28 juin 2021

DÉCISION RÉCENTE DE LA COUR D’APPEL DU QUÉBEC CONCERNANT LE DROIT À L’ÉGALITÉ

Aluminerie de Bécancour inc c. Commission des droits de la personne et des droits de la jeunesse et Syndicat des Métallos, local 9700, 16 juin 2021, Cour d’appel du Québec

Le 16 juin dernier, la Cour d’appel du Québec a rendu une décision fortement attendue en matière de droits et libertés de la personne confirmant la décision du Tribunal des droits de la personne qui accueillait le recours intenté par la Commission des droits de la personne et des droits de la jeunesse aux noms des étudiants travaillant à l’Aluminerie de Bécancour.

Dans une décision rendue le 11 mai 2018, le Tribunal donnait ainsi raison à la Commission et au Syndicat quant à l’existence d’une discrimination basée sur une condition sociale, soit celle d’étudiant, en vertu des articles 10 et 19 de la Charte des droits et libertés de la personne (« Charte »). Pour l’essentiel, la Cour d’appel confirme le jugement du Tribunal.

La Cour d’appel conclut que le statut d’étudiant fait partie de la notion de condition sociale contenue à l’article 10 de la Charte et que les étudiants qui ont travaillé chez l’Employeur ont été victimes de discrimination interdite pour cause de violation du droit consacré à l’article 19 alinéa 1 de la Charte.

Plus particulièrement, la Cour d’appel confirme que la preuve de préjugés ou de stéréotypes envers le groupe discriminé n’est pas un critère supplémentaire au test élaboré par la Cour suprême du Canada pour l’analyse de la discrimination selon l’article 10 de la Charte.

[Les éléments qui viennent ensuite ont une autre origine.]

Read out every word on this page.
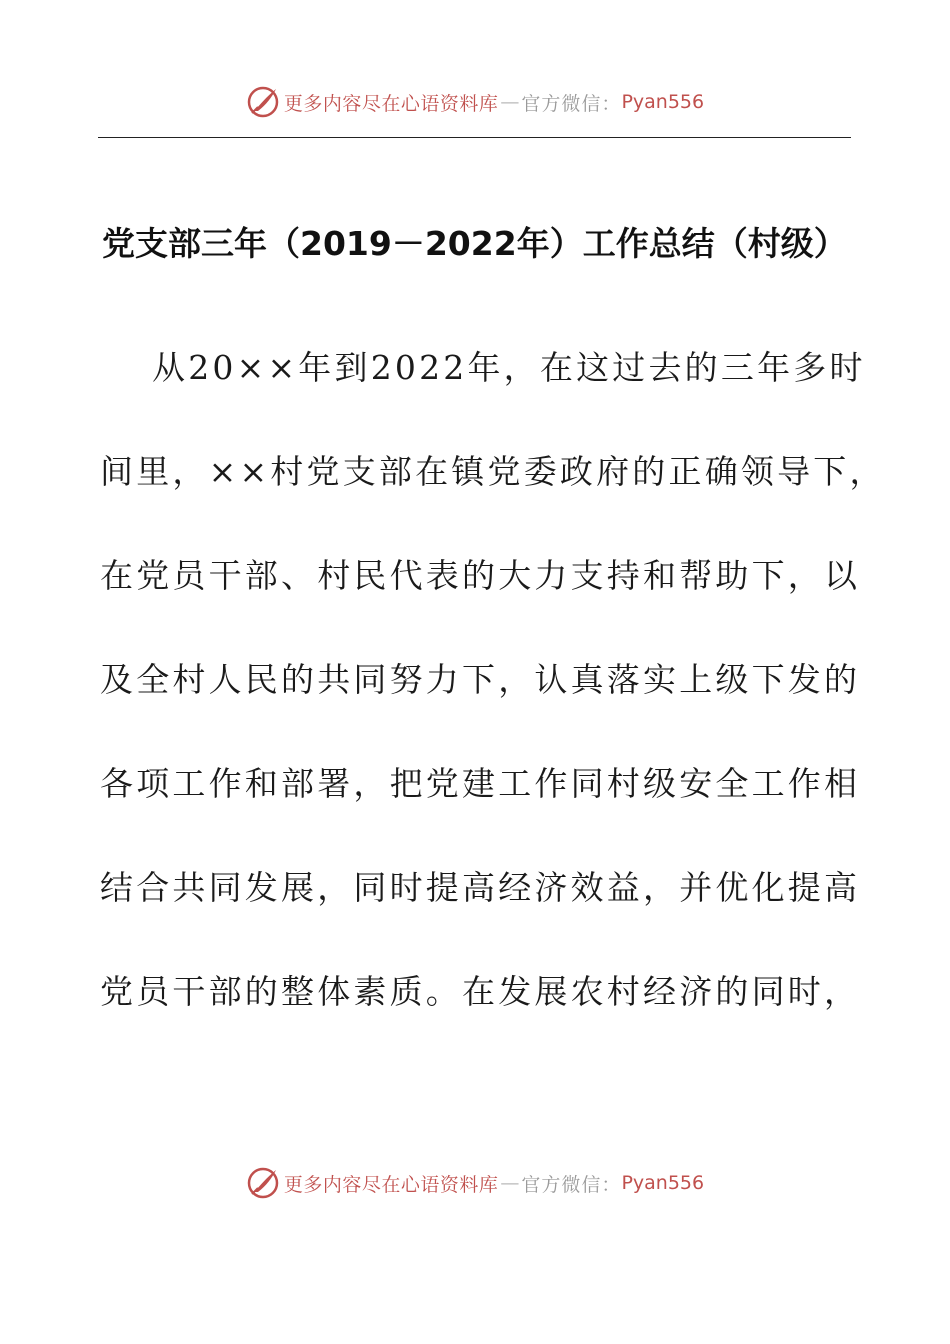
更多内容尽在心语资料库 — 官方微信： Pyan556
党支部三年（2019－2022年）工作总结（村级）
从20××年到2022年，在这过去的三年多时
间里，××村党支部在镇党委政府的正确领导下，
在党员干部、村民代表的大力支持和帮助下，以
及全村人民的共同努力下，认真落实上级下发的
各项工作和部署，把党建工作同村级安全工作相
结合共同发展，同时提高经济效益，并优化提高
党员干部的整体素质。在发展农村经济的同时，
更多内容尽在心语资料库 — 官方微信： Pyan556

Elle rejette également les prétentions de l’Employeur voulant qu’être étudiant soit l’expression d’un choix personnel qui ferait échec à la reconnaissance d’une discrimination et qu’un étudiant travaillant chez l’Employeur jouisse d’un statut enviable par rapport aux autres étudiants du Québec. À cet égard, la Cour d’appel précise que :

« [72]      L’idée que l’on puisse « discriminer » les étudiants qui travaillent chez l’appelante parce que le salaire versé est intéressant par rapport au salaire minimum n’est pas sans rappeler d’autres idées passéistes. On peut penser à la proposition, maintenant révolue, que l’on peut payer un salaire inférieur aux femmes parce qu’elles n’en ont pas besoin, apportant un revenu d’appoint à la famille. On peut aussi penser à l’idée, qui n’a plus cours non plus, que l’on peut payer un salaire inférieur aux immigrants parce qu’il est plus avantageux que celui qu’ils recevaient dans leur pays d’origine. »

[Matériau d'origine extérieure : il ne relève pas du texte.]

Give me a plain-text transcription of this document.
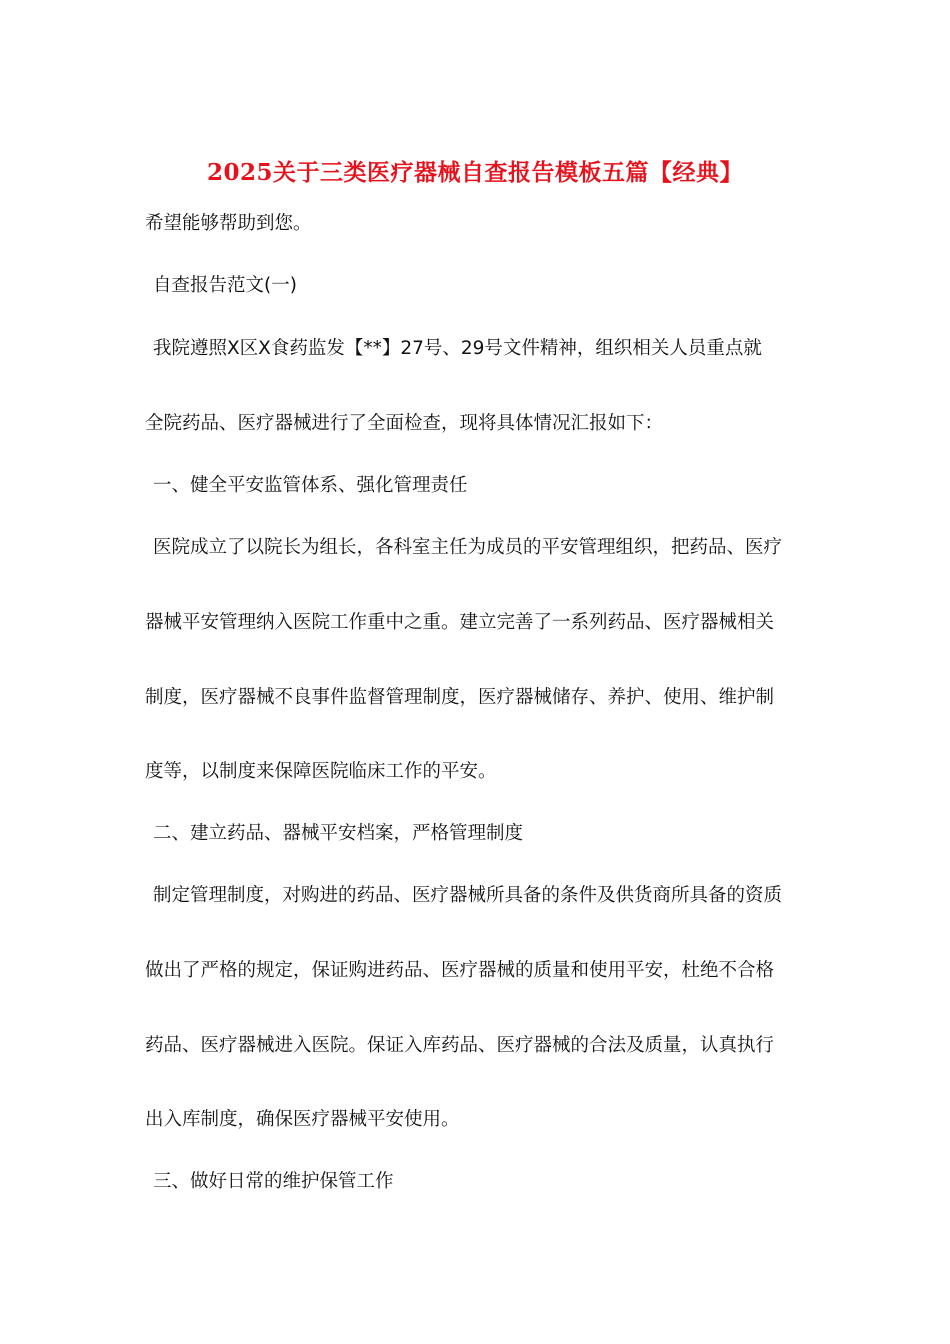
2025关于三类医疗器械自查报告模板五篇【经典】
希望能够帮助到您。
自查报告范文(一)
我院遵照X区X食药监发【**】27号、29号文件精神，组织相关人员重点就
全院药品、医疗器械进行了全面检查，现将具体情况汇报如下：
一、健全平安监管体系、强化管理责任
医院成立了以院长为组长，各科室主任为成员的平安管理组织，把药品、医疗
器械平安管理纳入医院工作重中之重。建立完善了一系列药品、医疗器械相关
制度，医疗器械不良事件监督管理制度，医疗器械储存、养护、使用、维护制
度等，以制度来保障医院临床工作的平安。
二、建立药品、器械平安档案，严格管理制度
制定管理制度，对购进的药品、医疗器械所具备的条件及供货商所具备的资质
做出了严格的规定，保证购进药品、医疗器械的质量和使用平安，杜绝不合格
药品、医疗器械进入医院。保证入库药品、医疗器械的合法及质量，认真执行
出入库制度，确保医疗器械平安使用。
三、做好日常的维护保管工作
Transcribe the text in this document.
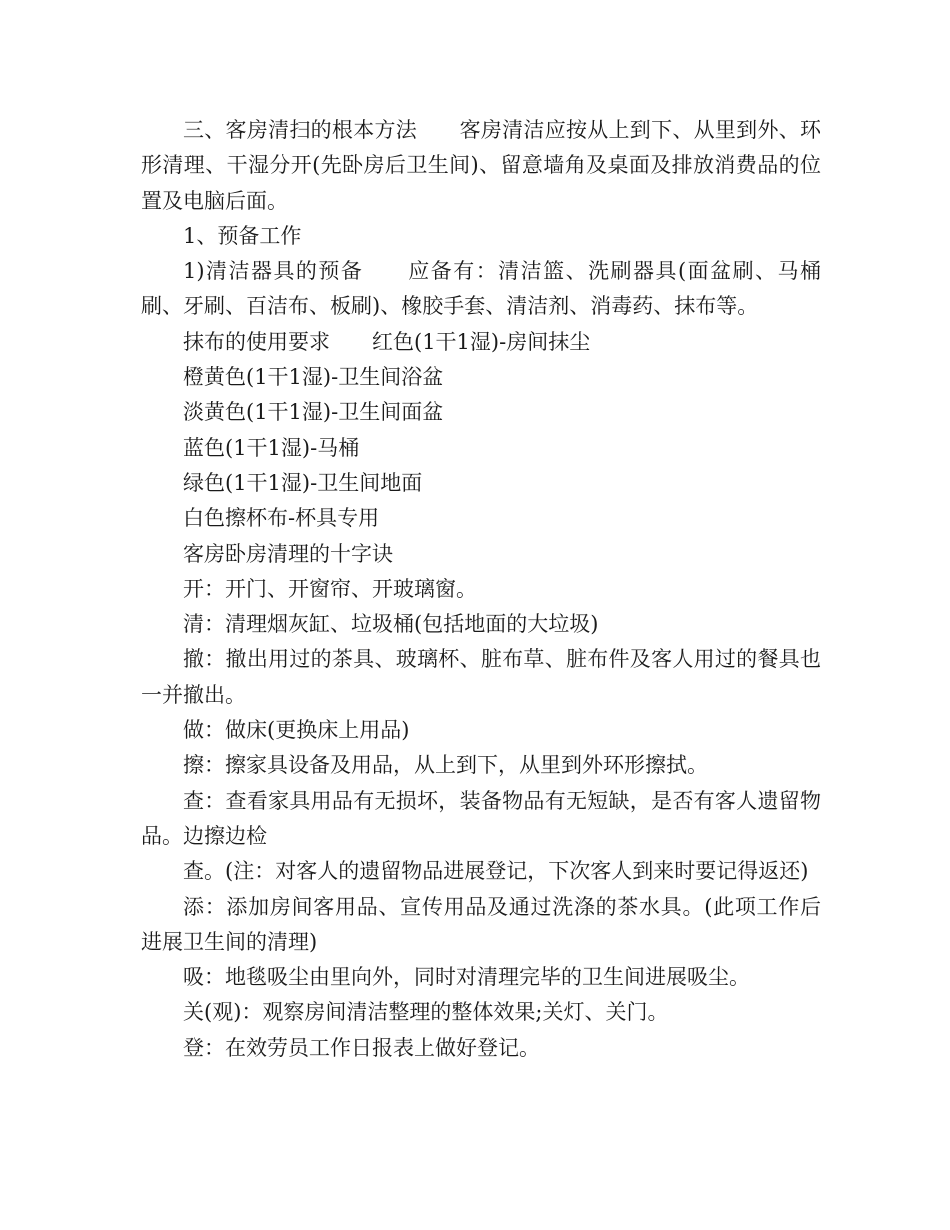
三、客房清扫的根本方法　　客房清洁应按从上到下、从里到外、环形清理、干湿分开(先卧房后卫生间)、留意墙角及桌面及排放消费品的位置及电脑后面。

1、预备工作

1)清洁器具的预备　　应备有：清洁篮、洗刷器具(面盆刷、马桶刷、牙刷、百洁布、板刷)、橡胶手套、清洁剂、消毒药、抹布等。

抹布的使用要求　　红色(1干1湿)-房间抹尘

橙黄色(1干1湿)-卫生间浴盆

淡黄色(1干1湿)-卫生间面盆

蓝色(1干1湿)-马桶

绿色(1干1湿)-卫生间地面

白色擦杯布-杯具专用

客房卧房清理的十字诀

开：开门、开窗帘、开玻璃窗。

清：清理烟灰缸、垃圾桶(包括地面的大垃圾)

撤：撤出用过的茶具、玻璃杯、脏布草、脏布件及客人用过的餐具也一并撤出。

做：做床(更换床上用品)

擦：擦家具设备及用品，从上到下，从里到外环形擦拭。

查：查看家具用品有无损坏，装备物品有无短缺，是否有客人遗留物品。边擦边检

查。(注：对客人的遗留物品进展登记，下次客人到来时要记得返还)

添：添加房间客用品、宣传用品及通过洗涤的茶水具。(此项工作后进展卫生间的清理)

吸：地毯吸尘由里向外，同时对清理完毕的卫生间进展吸尘。

关(观)：观察房间清洁整理的整体效果;关灯、关门。

登：在效劳员工作日报表上做好登记。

Finalement, cette cour rejette la prétention de l’Employeur voulant que l’expression « durée de service » énoncée à la Charte réfère au caractère déterminé de la durée du contrat de travail retenant ainsi que cette expression est liée au concept de rattachement temporel du travailleur à l’entreprise plutôt qu’à la nature de son contrat d’emploi.

Cette décision de la Cour d'appel vient donc confirmer que le statut d’étudiants peut être visé par la notion de condition sociale prévue à l’article 10 de la Charte. Toutefois, la Cour d’appel mentionne clairement que la décision n’aura pas pour effet de faire disparaître les emplois étudiants au Québec. Une distinction salariale pourra continuer d’être justifiée selon les considérations prévues à l’article 19 de la Charte, soit notamment l’équivalence du travail, l’expérience, l’ancienneté, la durée de service et l’évaluation au mérite.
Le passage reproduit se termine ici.